In Kairos Straßen werden Journalisten Freiwild

Während auf dem Kairorer Tahrir-Platz die Anhänger der Demokratie gegen das Regime protestieren, kontrollieren Geheimdienst-Informanden und Polizeispitzel den Rest der Stadt. Aber auch Bürger, die mit Präsident Husni Mubarak sympathisieren, zeigen sich zunehmend im Straßenbild - und halten mit ihren Emotionen nicht hinter dem Berg. Schon seit Tagen macht die vom Regime gestreute Flüsterpropaganda die Runde, dass die ausländischen Medien mit ihrer Berichterstattung über den Aufstand der Regimegegner “Schuld“ an den Unruhen hätten. Außerdem würden sie das Bild Ägyptens in der Welt “schlecht machen“.

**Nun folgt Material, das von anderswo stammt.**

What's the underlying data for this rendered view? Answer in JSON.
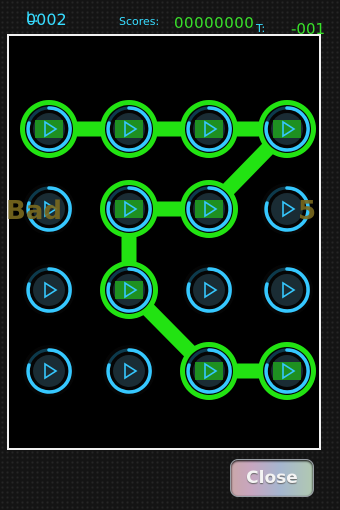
{
  "hud": {
    "level_label": "L:",
    "level_value": "0002",
    "scores_label": "Scores:",
    "scores_value": "00000000",
    "time_label": "T:",
    "time_value": "-001"
  },
  "feedback": {
    "text_left": "Bad",
    "text_right": "5"
  },
  "grid": {
    "rows": 4,
    "cols": 4
  },
  "path": [
    [
      0,
      0
    ],
    [
      0,
      1
    ],
    [
      0,
      2
    ],
    [
      0,
      3
    ],
    [
      1,
      2
    ],
    [
      1,
      1
    ],
    [
      2,
      1
    ],
    [
      3,
      2
    ],
    [
      3,
      3
    ]
  ],
  "button": {
    "close_label": "Close"
  },
  "colors": {
    "path": "#22e312",
    "ring": "#36c8ff",
    "hud_label": "#37dcff",
    "hud_value": "#38e02a"
  }
}
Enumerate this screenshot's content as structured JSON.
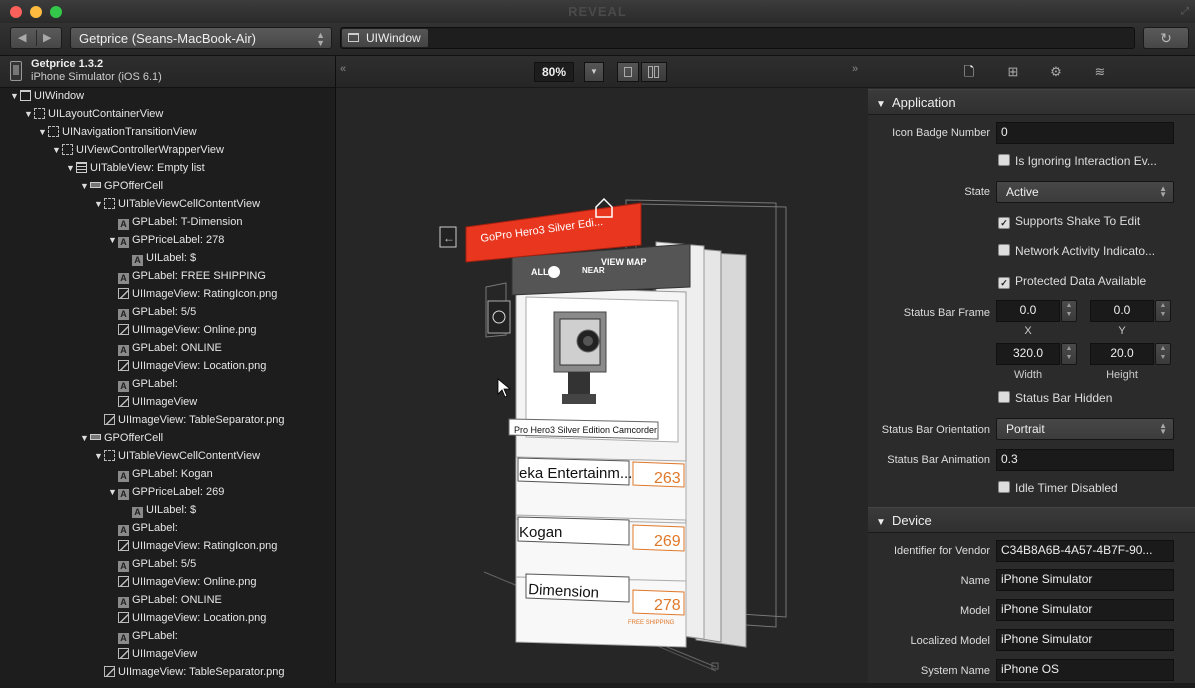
{
  "window": {
    "title": "REVEAL"
  },
  "toolbar": {
    "app_selector": "Getprice (Seans-MacBook-Air)",
    "breadcrumb": "UIWindow"
  },
  "left_panel": {
    "app_name": "Getprice 1.3.2",
    "device": "iPhone Simulator (iOS 6.1)",
    "tree": [
      {
        "label": "UIWindow",
        "depth": 0,
        "icon": "window-icon",
        "expanded": true
      },
      {
        "label": "UILayoutContainerView",
        "depth": 1,
        "icon": "view-icon",
        "expanded": true
      },
      {
        "label": "UINavigationTransitionView",
        "depth": 2,
        "icon": "view-icon",
        "expanded": true
      },
      {
        "label": "UIViewControllerWrapperView",
        "depth": 3,
        "icon": "view-icon",
        "expanded": true
      },
      {
        "label": "UITableView: Empty list",
        "depth": 4,
        "icon": "table-icon",
        "expanded": true
      },
      {
        "label": "GPOfferCell",
        "depth": 5,
        "icon": "cell-icon",
        "expanded": true
      },
      {
        "label": "UITableViewCellContentView",
        "depth": 6,
        "icon": "view-icon",
        "expanded": true
      },
      {
        "label": "GPLabel: T-Dimension",
        "depth": 7,
        "icon": "label-icon"
      },
      {
        "label": "GPPriceLabel: 278",
        "depth": 7,
        "icon": "label-icon",
        "expanded": true
      },
      {
        "label": "UILabel: $",
        "depth": 8,
        "icon": "label-icon"
      },
      {
        "label": "GPLabel: FREE SHIPPING",
        "depth": 7,
        "icon": "label-icon"
      },
      {
        "label": "UIImageView: RatingIcon.png",
        "depth": 7,
        "icon": "image-icon"
      },
      {
        "label": "GPLabel: 5/5",
        "depth": 7,
        "icon": "label-icon"
      },
      {
        "label": "UIImageView: Online.png",
        "depth": 7,
        "icon": "image-icon"
      },
      {
        "label": "GPLabel: ONLINE",
        "depth": 7,
        "icon": "label-icon"
      },
      {
        "label": "UIImageView: Location.png",
        "depth": 7,
        "icon": "image-icon"
      },
      {
        "label": "GPLabel:",
        "depth": 7,
        "icon": "label-icon"
      },
      {
        "label": "UIImageView",
        "depth": 7,
        "icon": "image-icon"
      },
      {
        "label": "UIImageView: TableSeparator.png",
        "depth": 6,
        "icon": "image-icon"
      },
      {
        "label": "GPOfferCell",
        "depth": 5,
        "icon": "cell-icon",
        "expanded": true
      },
      {
        "label": "UITableViewCellContentView",
        "depth": 6,
        "icon": "view-icon",
        "expanded": true
      },
      {
        "label": "GPLabel: Kogan",
        "depth": 7,
        "icon": "label-icon"
      },
      {
        "label": "GPPriceLabel: 269",
        "depth": 7,
        "icon": "label-icon",
        "expanded": true
      },
      {
        "label": "UILabel: $",
        "depth": 8,
        "icon": "label-icon"
      },
      {
        "label": "GPLabel:",
        "depth": 7,
        "icon": "label-icon"
      },
      {
        "label": "UIImageView: RatingIcon.png",
        "depth": 7,
        "icon": "image-icon"
      },
      {
        "label": "GPLabel: 5/5",
        "depth": 7,
        "icon": "label-icon"
      },
      {
        "label": "UIImageView: Online.png",
        "depth": 7,
        "icon": "image-icon"
      },
      {
        "label": "GPLabel: ONLINE",
        "depth": 7,
        "icon": "label-icon"
      },
      {
        "label": "UIImageView: Location.png",
        "depth": 7,
        "icon": "image-icon"
      },
      {
        "label": "GPLabel:",
        "depth": 7,
        "icon": "label-icon"
      },
      {
        "label": "UIImageView",
        "depth": 7,
        "icon": "image-icon"
      },
      {
        "label": "UIImageView: TableSeparator.png",
        "depth": 6,
        "icon": "image-icon"
      }
    ]
  },
  "center": {
    "zoom": "80%",
    "preview": {
      "nav_title": "GoPro Hero3 Silver Edi...",
      "filter_all": "ALL",
      "filter_near": "NEAR",
      "view_map": "VIEW MAP",
      "product_name": "Pro Hero3 Silver Edition Camcorder",
      "offers": [
        {
          "name": "eka Entertainm...",
          "price": "263"
        },
        {
          "name": "Kogan",
          "price": "269"
        },
        {
          "name": "Dimension",
          "price": "278"
        }
      ],
      "free_shipping": "FREE SHIPPING"
    }
  },
  "inspector": {
    "section_application": "Application",
    "icon_badge_label": "Icon Badge Number",
    "icon_badge_value": "0",
    "ignoring_interaction": "Is Ignoring Interaction Ev...",
    "state_label": "State",
    "state_value": "Active",
    "supports_shake": "Supports Shake To Edit",
    "network_activity": "Network Activity Indicato...",
    "protected_data": "Protected Data Available",
    "status_bar_frame_label": "Status Bar Frame",
    "frame": {
      "x": "0.0",
      "y": "0.0",
      "width": "320.0",
      "height": "20.0"
    },
    "frame_labels": {
      "x": "X",
      "y": "Y",
      "width": "Width",
      "height": "Height"
    },
    "status_bar_hidden": "Status Bar Hidden",
    "orientation_label": "Status Bar Orientation",
    "orientation_value": "Portrait",
    "animation_label": "Status Bar Animation",
    "animation_value": "0.3",
    "idle_timer": "Idle Timer Disabled",
    "checks": {
      "ignoring_interaction": false,
      "supports_shake": true,
      "network_activity": false,
      "protected_data": true,
      "status_bar_hidden": false,
      "idle_timer": false
    },
    "section_device": "Device",
    "vendor_label": "Identifier for Vendor",
    "vendor_value": "C34B8A6B-4A57-4B7F-90...",
    "name_label": "Name",
    "name_value": "iPhone Simulator",
    "model_label": "Model",
    "model_value": "iPhone Simulator",
    "localized_label": "Localized Model",
    "localized_value": "iPhone Simulator",
    "sysname_label": "System Name",
    "sysname_value": "iPhone OS"
  },
  "colors": {
    "accent_red": "#e8361f",
    "price_orange": "#e0782a",
    "traffic_close": "#fc605b",
    "traffic_min": "#fdbc40",
    "traffic_max": "#34c84a"
  }
}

Vermehrt geraten ausländische Journalisten in Schwierigkeiten. Eine für die “New York Times“ und das ZDF arbeitende Journalistin kam erst nach 20 Stunden Haft in Kairo wieder auf freiem Fuß. Auch “Bürgerwehren“ halten Journalisten auf, vor allem wenn sie mit ihren Foto- und Fernsehkameras deutlich erkennbar sind, und übergeben sie der Zivilpolizei. So geschah dies am Donnerstag einem BBC-Reporter, der erst nach mehreren Stunden freikam.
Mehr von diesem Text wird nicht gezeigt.